En somme, une œuvre qui inverse la position dominant/ dominé au sein du groupe d’humoristes, dans la mesure où Tarek Boudali fait de Philippe Lacheau son objet d’expérimentation, aussi bien au sens littéral que figuré. Tout cela pour reproduire à l’identique la recette miracle de Babysitting et Alibi.com sans en renouveler les ingrédients, tout en sachant pertinemment que le film ne s’apprécie qu’en tant que simple distraction populaire. Et même si l’ensemble n’est pas sans provoquer quelques sourires (notamment cette séquence chorégraphiée sur le « Last Dance » de Donna Summer), le grotesque du jeu d’acteurs à la lisière de l’inexistence, et les indigestes allusions aux poncifs gays (de Brokeback Mountain aux accessoires sexuels) enlisent la pellicule dans une maladresse unanime.
Il y aurait pourtant eu un véritable intérêt à approfondir la réflexion autour de l’acceptation ou non de l’homosexualité dans des pays du Moyen Orient et du Maghreb, là où ces questionnements sociaux font l’objet de violents tabous et où les traditions demeurent inaliénables. Dans ce cas présent, la comédie peut apparaître comme un moyen parfaitement adapté pour effectuer une prise de conscience vis-à-vis de la radicalité archaïque de la situation tout en délivrant un hymne à être soi-même dans un monde uniformisé ; comme sur le modèle d’un I Love You Phillip Morris évoquant la différence à travers une crise identitaire. Car à quoi bon faire d’une discrimination quasi quotidienne une œuvre qui renforcerait d’autant plus la vision grotesque et clichée qu’a le « grand public » de cette communauté ? A cette futile comédie humaine, seule la simplicité et la justesse de ton auraient dû être de mise dans l’optique de véhiculer une figure éclatante et téméraire, élevant ces marginaux à ce niveau d'égalité qu'il devrait exister.
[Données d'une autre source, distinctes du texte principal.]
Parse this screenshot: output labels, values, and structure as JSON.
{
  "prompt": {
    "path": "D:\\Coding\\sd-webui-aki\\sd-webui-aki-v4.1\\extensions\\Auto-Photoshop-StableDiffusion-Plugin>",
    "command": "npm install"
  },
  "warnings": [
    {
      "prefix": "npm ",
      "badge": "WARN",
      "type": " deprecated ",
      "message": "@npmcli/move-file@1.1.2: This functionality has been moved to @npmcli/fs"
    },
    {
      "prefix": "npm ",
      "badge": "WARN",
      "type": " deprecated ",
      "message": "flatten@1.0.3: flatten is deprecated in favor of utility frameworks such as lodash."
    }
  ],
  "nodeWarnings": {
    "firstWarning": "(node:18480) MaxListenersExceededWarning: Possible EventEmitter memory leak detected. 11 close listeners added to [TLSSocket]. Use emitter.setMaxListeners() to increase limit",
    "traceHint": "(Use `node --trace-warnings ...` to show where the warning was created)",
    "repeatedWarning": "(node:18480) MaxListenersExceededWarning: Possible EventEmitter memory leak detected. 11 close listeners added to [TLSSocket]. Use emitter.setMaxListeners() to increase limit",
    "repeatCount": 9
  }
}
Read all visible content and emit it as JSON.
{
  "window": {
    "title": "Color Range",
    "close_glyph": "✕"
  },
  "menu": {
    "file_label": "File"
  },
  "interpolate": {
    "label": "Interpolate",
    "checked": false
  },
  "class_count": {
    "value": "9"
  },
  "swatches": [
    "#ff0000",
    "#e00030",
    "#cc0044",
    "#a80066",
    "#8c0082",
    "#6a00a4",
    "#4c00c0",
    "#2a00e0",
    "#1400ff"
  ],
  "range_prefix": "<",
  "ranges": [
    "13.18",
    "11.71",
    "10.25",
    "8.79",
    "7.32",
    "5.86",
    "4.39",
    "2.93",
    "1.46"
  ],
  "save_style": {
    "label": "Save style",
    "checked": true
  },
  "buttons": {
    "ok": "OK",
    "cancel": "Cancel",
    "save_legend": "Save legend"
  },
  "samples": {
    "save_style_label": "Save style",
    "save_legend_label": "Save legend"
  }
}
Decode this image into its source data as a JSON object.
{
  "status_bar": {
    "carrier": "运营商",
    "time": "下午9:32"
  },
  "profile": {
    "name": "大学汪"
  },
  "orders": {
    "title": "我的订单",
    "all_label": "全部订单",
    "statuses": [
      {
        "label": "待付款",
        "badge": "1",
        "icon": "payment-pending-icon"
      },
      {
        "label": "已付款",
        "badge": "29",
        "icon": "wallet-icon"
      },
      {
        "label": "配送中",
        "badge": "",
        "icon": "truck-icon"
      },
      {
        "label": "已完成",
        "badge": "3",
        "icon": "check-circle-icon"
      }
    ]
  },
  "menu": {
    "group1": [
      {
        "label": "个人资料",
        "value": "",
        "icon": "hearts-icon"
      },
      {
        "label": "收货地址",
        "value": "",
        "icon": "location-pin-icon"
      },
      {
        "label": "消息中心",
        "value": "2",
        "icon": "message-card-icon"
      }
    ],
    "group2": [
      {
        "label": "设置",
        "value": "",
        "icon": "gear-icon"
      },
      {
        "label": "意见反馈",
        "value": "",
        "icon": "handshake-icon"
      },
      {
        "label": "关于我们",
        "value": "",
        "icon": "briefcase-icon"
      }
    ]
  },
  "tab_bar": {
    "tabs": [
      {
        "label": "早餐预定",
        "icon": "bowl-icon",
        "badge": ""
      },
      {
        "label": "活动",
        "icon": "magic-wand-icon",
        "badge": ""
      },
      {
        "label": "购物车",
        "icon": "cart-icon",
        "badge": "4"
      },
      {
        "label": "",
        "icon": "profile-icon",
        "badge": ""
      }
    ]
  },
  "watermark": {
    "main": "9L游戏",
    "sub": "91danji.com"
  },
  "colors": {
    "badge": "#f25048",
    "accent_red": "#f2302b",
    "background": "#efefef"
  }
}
Epouse Moi Mon Pote s’inscrit pourtant dans la parfaite continuité des projets entrepris par la Bande à Fifi, mais s’embourbe dans la pauvre exploitation de son sujet. Préférant la lourdeur au sophistiqué, le rire s’accorderait à souligner l’insolite de la réalité en une exagération permettant l’annulation de tout cliché, si seulement chaque situation ne contribuait pas à les renforcer. Non sans exhumer l’échec cuisant du Ils sont partout d’Yvan Attal, et à vouloir nous sortir de cette Cage aux folles qu’est la vie pour finalement aggraver la peine à la sortie, cette œuvre pourrait incarner la tristesse de cette « relève » du cinéma français où le génie comique disparaît progressivement sous la balourdise et la grivoiserie. Beaumarchais aurait même pu établir un tempérament à sa formule en affirmant qu’en l’état de ces constatations, il serait de rigueur de s’empresser d’en pleurer à défaut d’en rire. Et de ces moqueries superficielles, le film devrait, n’en doutons pas, ameuter un troupeau de curieux et faire jouer de leurs zygomatiques. Un peu comme un costume sadomasochiste que le spectateur accepterait consciemment de porter.